Lots of people in pensionable employment underestimate the value of their pension scheme. The greatest benefit of a company pension scheme is that most of the money is normally put in by someone else - the employer.
Insurance company research indicates that nearly a fifth of earnings needs to be saved throughout the working years to provide a realistic retirement. But the employee's personal commitment is often as little as a 20th of salary. Twice as much, and in many cases even more, is paid by the company.
The employer normally covers the costs of running the scheme, and commonly also offers other benefits, such as a payment for death-in-service (life insurance), health insurance and widow's pension benefits.
Steve Bee, head of pensions at Prudential, the UK's biggest personal pension company, says: "Anyone offered the chance to join a company scheme should grab it with both hands. A pension is effectively deferred income. No one would decline an offer of more income today, so why even think about not accepting it for tomorrow?"
In a typical scheme, around 5 per cent will be deducted from employees' salaries as a pension contribution, with the company paying another 10 per cent. From the fund accumulated, the Revenue allows a maximum pension of two-thirds pre-retirement earnings.
The employee can choose to commute (trade in) part of his or her pension entitlement for a lump sum of tax-free cash worth up to 150 per cent of salary. As a rule of thumb, your pension will be reduced by a pounds 1 for every pounds 9 you take as a lump sum.
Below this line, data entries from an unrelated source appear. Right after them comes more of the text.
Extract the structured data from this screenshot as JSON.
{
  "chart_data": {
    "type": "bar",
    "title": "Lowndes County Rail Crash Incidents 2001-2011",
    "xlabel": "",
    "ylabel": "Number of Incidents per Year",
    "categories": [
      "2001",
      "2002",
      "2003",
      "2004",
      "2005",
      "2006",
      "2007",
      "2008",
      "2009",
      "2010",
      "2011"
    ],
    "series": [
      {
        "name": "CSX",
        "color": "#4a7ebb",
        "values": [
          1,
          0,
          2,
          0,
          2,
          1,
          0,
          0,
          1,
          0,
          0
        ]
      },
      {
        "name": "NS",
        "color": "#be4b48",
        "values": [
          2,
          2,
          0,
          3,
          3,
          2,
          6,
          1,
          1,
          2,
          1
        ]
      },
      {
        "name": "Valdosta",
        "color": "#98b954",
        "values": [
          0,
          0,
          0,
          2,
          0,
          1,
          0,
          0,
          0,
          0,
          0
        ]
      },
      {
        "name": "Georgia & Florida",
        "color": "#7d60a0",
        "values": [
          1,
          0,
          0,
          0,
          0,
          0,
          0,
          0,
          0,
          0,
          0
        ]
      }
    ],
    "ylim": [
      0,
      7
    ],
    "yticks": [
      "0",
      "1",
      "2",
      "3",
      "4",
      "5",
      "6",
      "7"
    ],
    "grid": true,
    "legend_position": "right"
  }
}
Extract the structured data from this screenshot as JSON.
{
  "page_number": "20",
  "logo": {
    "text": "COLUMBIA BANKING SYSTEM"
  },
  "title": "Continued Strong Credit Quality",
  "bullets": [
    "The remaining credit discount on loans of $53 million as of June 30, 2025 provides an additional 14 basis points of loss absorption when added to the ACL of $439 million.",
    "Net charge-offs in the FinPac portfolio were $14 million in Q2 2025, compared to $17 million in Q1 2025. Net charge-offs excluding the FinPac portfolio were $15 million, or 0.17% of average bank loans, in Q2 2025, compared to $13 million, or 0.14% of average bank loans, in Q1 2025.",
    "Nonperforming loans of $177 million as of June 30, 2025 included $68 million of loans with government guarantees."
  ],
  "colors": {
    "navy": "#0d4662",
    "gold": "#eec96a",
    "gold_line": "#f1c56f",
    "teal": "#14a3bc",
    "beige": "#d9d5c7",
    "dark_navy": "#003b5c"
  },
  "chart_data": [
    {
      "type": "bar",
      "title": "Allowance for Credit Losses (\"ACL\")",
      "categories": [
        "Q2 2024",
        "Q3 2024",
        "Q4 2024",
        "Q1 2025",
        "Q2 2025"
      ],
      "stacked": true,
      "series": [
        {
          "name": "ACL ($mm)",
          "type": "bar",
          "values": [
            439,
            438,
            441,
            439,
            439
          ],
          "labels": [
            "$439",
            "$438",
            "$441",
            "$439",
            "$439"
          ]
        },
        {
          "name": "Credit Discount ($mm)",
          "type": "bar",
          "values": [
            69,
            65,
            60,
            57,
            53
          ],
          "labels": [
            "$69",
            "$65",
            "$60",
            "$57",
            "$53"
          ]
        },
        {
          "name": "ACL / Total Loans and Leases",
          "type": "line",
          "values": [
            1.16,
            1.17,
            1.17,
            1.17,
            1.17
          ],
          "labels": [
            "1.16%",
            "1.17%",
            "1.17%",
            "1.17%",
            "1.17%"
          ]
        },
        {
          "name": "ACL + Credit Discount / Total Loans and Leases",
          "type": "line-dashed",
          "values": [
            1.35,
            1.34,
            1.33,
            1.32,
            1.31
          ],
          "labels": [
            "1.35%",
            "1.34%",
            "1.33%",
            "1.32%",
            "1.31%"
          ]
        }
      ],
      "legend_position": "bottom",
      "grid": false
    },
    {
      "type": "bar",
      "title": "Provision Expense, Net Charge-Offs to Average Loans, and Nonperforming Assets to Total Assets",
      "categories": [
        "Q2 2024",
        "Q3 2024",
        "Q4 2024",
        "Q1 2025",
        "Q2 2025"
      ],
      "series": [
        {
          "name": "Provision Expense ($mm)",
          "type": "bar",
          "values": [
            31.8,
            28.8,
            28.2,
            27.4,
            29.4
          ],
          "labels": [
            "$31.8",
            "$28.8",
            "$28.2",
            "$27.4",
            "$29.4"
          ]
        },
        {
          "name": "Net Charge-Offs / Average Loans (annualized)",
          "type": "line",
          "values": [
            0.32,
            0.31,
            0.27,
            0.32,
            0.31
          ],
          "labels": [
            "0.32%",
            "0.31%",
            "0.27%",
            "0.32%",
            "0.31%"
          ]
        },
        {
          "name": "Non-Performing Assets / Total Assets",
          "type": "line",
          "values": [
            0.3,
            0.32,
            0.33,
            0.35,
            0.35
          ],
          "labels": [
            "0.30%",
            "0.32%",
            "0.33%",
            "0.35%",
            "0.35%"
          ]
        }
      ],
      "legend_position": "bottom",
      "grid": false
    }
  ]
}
For example, earnings of pounds 36,000 would allow a maximum pension of pounds 24,000 a year.
By taking maximum cash of pounds 54,000 (pounds 36,000 multiplied by 150 per cent), the pension would be reduced by one-ninth, or pounds 6,000. This leaves a lifetime pension of pounds 18,000 a year.
Occupational pension scheme benefits are usually attributed on the basis of 60ths per year of service. Typically, 1/60th of the final salary is awarded for every year of work for a particular employer. In this case, 40 years' service is needed to automatically reach the two-thirds maximum.
Many government schemes, such as for teachers, work on 80ths. At first sight this may appear less attractive, with the same 40 years' service potentially accruing you a pension of just 50 per cent of salary. But a tax-free cash equivalent to 3/80ths for each year of service is paid on top, so the benefits of both schemes come out the same.
Despite the enormous benefit of company schemes, individuals may still harbour worries about security following scandals such as Robert Maxwell's pension fund plundering. In fact, the fall-out from Maxwell may have given rise to a disproportionate amount of concern. Company schemes are generally well run, and a new Pensions Act has been introduced to allay any remaining fears.
The provisions of the Act, most of which are implemented in April next year, place a heavy responsibility on those running schemes to ensure there is enough money in the pot to meet the promises made. Penalties for getting it wrong will be severe.
Yet, welcome as the protection is, it all costs money. The employee's deal under a salary-linked occupational pension scheme is generally superb, but it is matched by a theoretically unlimited commitment by the employer to pour in money when necessary. If the scheme is underfunded, or investment performance is poorer than envisaged, the company's finances can be hit for six.
Not surprisingly, then, employers are tending to move away from such schemes. Less of a liability to the employer are pension schemes where, instead of giving a guarantee of a pension related to final salary, the pension the employee draws on retirement is a result of the money put in, investment return and the time it has had to grow. The level of pension income is not guaranteed and poor performance will mean a lower pension. Such schemes are generally known as money-purchase.
Some employers have decided to avoid the commitment to a company scheme and the provisions of the Pensions Act altogether by opting for group personal pensions (GPPs).
These schemes can take employer contributions in the normal way, but all individuals effectively have a scheme with their own name on it - their own personal pension.
This type of scheme is very flexible, and many believe it issuitable for employees who switch jobs frequently or who work on contract.
The employee can carry the pension with him from job to job, and although the employee is subject to limits on annual contributions (calculated according to age and salary), there are no Revenue limits on the resulting pension income.
However, the biggest problem facing most employees is not theft or the exceeding of Revenue funding limits, but having enough pension at all. Ron Spill, Legal & General's pension spokesman, says: "With modern job mobility, the idea of doing 40 years in one company pension scheme is completely out of date. Only 1 per cent of all employees will receive the maximum benefits. People who start late or want to retire early from a company scheme face the sobering issue of how to make up the shortfall."
The gap can be enormous - retiring 10 years early can cost as much as 70 per cent of the fund build-up, and five years around 40 per cent.
The most tax-efficient solution to make up some of the potential shortfall is to pay additional voluntary contributions (AVCs), which attract relief against income tax in the same way as contributions to the normal pension plan.
An employee may contribute up to 15 per cent of his annual salary to the main pension scheme and AVC combined. AVCs are available both in-house or free-standing with an outside insurer.
Charges, flexibility and investment performance can vary with both. The charges of in-house schemes are normally subsidised by the employer, but one great advantage of the free-standing option is the ability to save aggressively towards a financial target for early retirement without alerting the boss to your plans.